In general, it's a bad idea to try the simple approach with ps and grep to try to determine if a given process is running.

You would be much better off using pgrep for this:

if pgrep "varnish" >/dev/null; then
  echo "Varnish in running"
  echo "Varnish is not running"

See the manual for pgrep. On some systems (probably not on Linux), you get a -q flag that corresponds to the same flag for grep which gets rid of the need to redirect to /dev/null. There's also a -f flag that performs the match on the full command line rather than on only the process name. One may also limit the match to processes belonging to a specific user using -u.

Installing pgrep also gives you access to pkill which allows you to signal processes based on their names.

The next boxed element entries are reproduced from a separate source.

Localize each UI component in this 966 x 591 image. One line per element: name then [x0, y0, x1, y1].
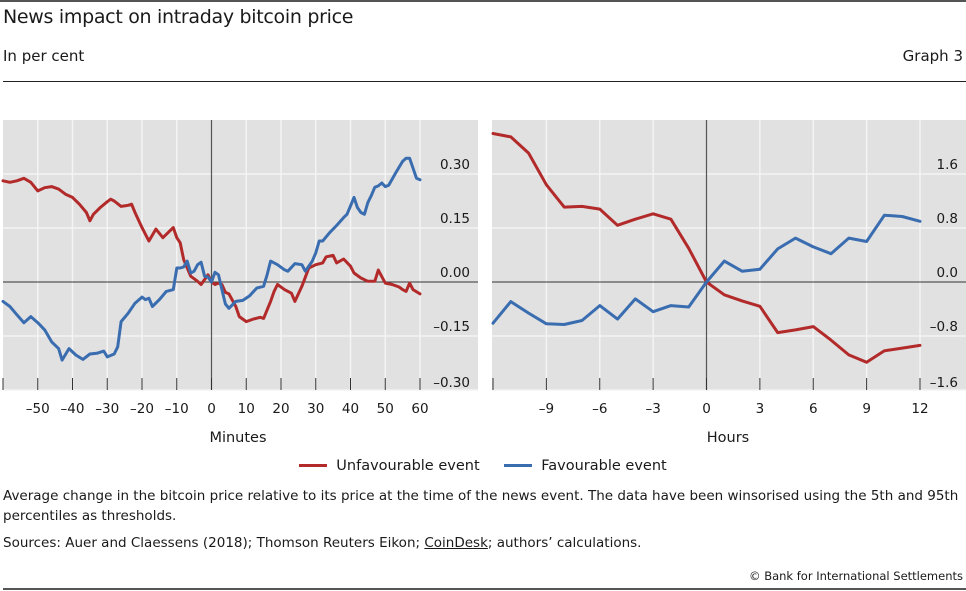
x-tick-label-minutes: –20: [130, 401, 154, 417]
x-tick-label-hours: 12: [911, 401, 928, 417]
graph-number: Graph 3: [902, 47, 963, 65]
y-tick-label-hours: –1.6: [930, 375, 958, 391]
series-line-favourable-hours: [491, 213, 922, 326]
y-tick-label-minutes: 0.30: [440, 157, 470, 173]
x-tick-label-minutes: 60: [411, 401, 428, 417]
chart-title: News impact on intraday bitcoin price: [3, 6, 354, 28]
y-tick-label-minutes: 0.00: [440, 265, 470, 281]
legend-label-unfavourable: Unfavourable event: [336, 457, 480, 474]
footnote: Average change in the bitcoin price rela…: [3, 488, 959, 524]
legend-label-favourable: Favourable event: [541, 457, 667, 474]
x-axis-title-minutes: Minutes: [209, 430, 266, 446]
x-tick-label-hours: –3: [645, 401, 660, 417]
x-tick-label-minutes: 10: [238, 401, 255, 417]
y-tick-label-minutes: 0.15: [440, 211, 470, 227]
x-tick-label-hours: –6: [592, 401, 607, 417]
sources-suffix: ; authors’ calculations.: [487, 535, 642, 551]
x-axis-title-hours: Hours: [707, 430, 749, 446]
coindesk-link[interactable]: CoinDesk: [424, 535, 488, 551]
series-line-unfavourable-minutes: [1, 176, 422, 324]
legend: Unfavourable event Favourable event: [0, 455, 966, 474]
plot-background-hours: [492, 120, 966, 390]
y-tick-label-hours: 1.6: [937, 157, 958, 173]
y-tick-label-hours: 0.0: [937, 265, 958, 281]
x-tick-label-minutes: –40: [61, 401, 85, 417]
sources-prefix: Sources: Auer and Claessens (2018); Thom…: [3, 535, 425, 551]
y-tick-label-hours: –0.8: [930, 319, 958, 335]
sources: Sources: Auer and Claessens (2018); Thom…: [3, 535, 641, 551]
x-tick-label-minutes: –10: [165, 401, 189, 417]
x-tick-label-minutes: –30: [95, 401, 119, 417]
x-tick-label-hours: 0: [702, 401, 711, 417]
plot-background-minutes: [3, 120, 478, 390]
y-tick-label-minutes: –0.15: [433, 319, 470, 335]
legend-swatch-favourable: [504, 464, 533, 467]
series-line-favourable-minutes: [1, 156, 422, 362]
header-divider: [3, 81, 966, 82]
x-tick-label-minutes: 40: [342, 401, 359, 417]
legend-swatch-unfavourable: [299, 464, 328, 467]
top-rule: [0, 0, 966, 2]
x-tick-label-hours: 6: [809, 401, 818, 417]
bottom-rule: [3, 588, 966, 590]
legend-item-favourable: Favourable event: [504, 457, 667, 474]
x-tick-label-minutes: 30: [307, 401, 324, 417]
copyright: © Bank for International Settlements: [749, 569, 963, 583]
chart-subtitle: In per cent: [3, 47, 85, 65]
x-tick-label-minutes: 20: [272, 401, 289, 417]
x-tick-label-minutes: –50: [26, 401, 50, 417]
charts-area: 0.300.150.00–0.15–0.30–50 –40 –30 –20 –10 0 10…: [1, 120, 966, 446]
x-tick-label-hours: 9: [862, 401, 871, 417]
x-tick-label-minutes: 0: [207, 401, 216, 417]
legend-item-unfavourable: Unfavourable event: [299, 457, 480, 474]
x-tick-label-hours: 3: [756, 401, 765, 417]
x-tick-label-minutes: 50: [377, 401, 394, 417]
y-tick-label-minutes: –0.30: [433, 375, 470, 391]
x-tick-label-hours: –9: [539, 401, 554, 417]
y-tick-label-hours: 0.8: [937, 211, 958, 227]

Also, if this is a service daemon, and if your Unix system has a way of querying it for information (e.g., whether it's up and running or not), then that is the proper way of checking on it.

On Linux, you have systemctl (systemctl is-active --quiet varnish will return 0 if it's running, 3 otherwise), on OpenBSD you have rcctl, etc.

Now to your script:

In your script, you parse the output from ps ax. This output will contain the name of the script itself, check_varnish_pro.sh, which obviously contains the string varnish. This gives you a false positive. You would have spotted this if you had run it without the -q flag for grep while testing.

ps ax | grep '[v]arnish'

Running it:

$ ./check_varnish_pro.sh
31004 p1  SN+     0:00.04 /bin/bash ./check_varnish_pro.sh

Another issue is that although you try to "hide" the grep process from being detected by grep itself by using [v] in the pattern. That approach will fail if you happen to run the script or the command line in a directory that has a file or directory named varnish in it (in which case you will get a false positive, again). This is because the pattern is unquoted and the shell will perform filename globbing with it.


bash-4.4$ set -x
bash-4.4$ ps ax | grep [v]arnish
+ ps ax
+ grep '[v]arnish'
bash-4.4$ touch varnish
+ touch varnish
bash-4.4$ ps ax | grep [v]arnish
+ ps ax
+ grep varnish
91829 p2  SN+p    0:00.02 grep varnish

The presence of the file varnish will cause the shell to replace [v]arnish with the filename varnish and you get a hit on the pattern in the process table (the grep process).

When you run a script named check_varnish_pro.sh the test

ps ax  | grep -q [v]arnish

is successful because there is a script named check_varnish_pro running.

@AlexP explains very succinctly what is actually happening, but @Kusalananda's idea of using pgrep/pkill for a critical process is strongly discouraged. Better solutions include:

  • Asking the service whether it's running. systemctl status varnishd should take care of that on a modern *nix installation.
  • If by some unfortunate circumstance you don't have a service available you can simply change the startup script to report the problem as soon as the process exits:

    varnish || true
  • Alternatively change the script that starts the service to record the PID, and then check the state periodically with kill -0 "$pid".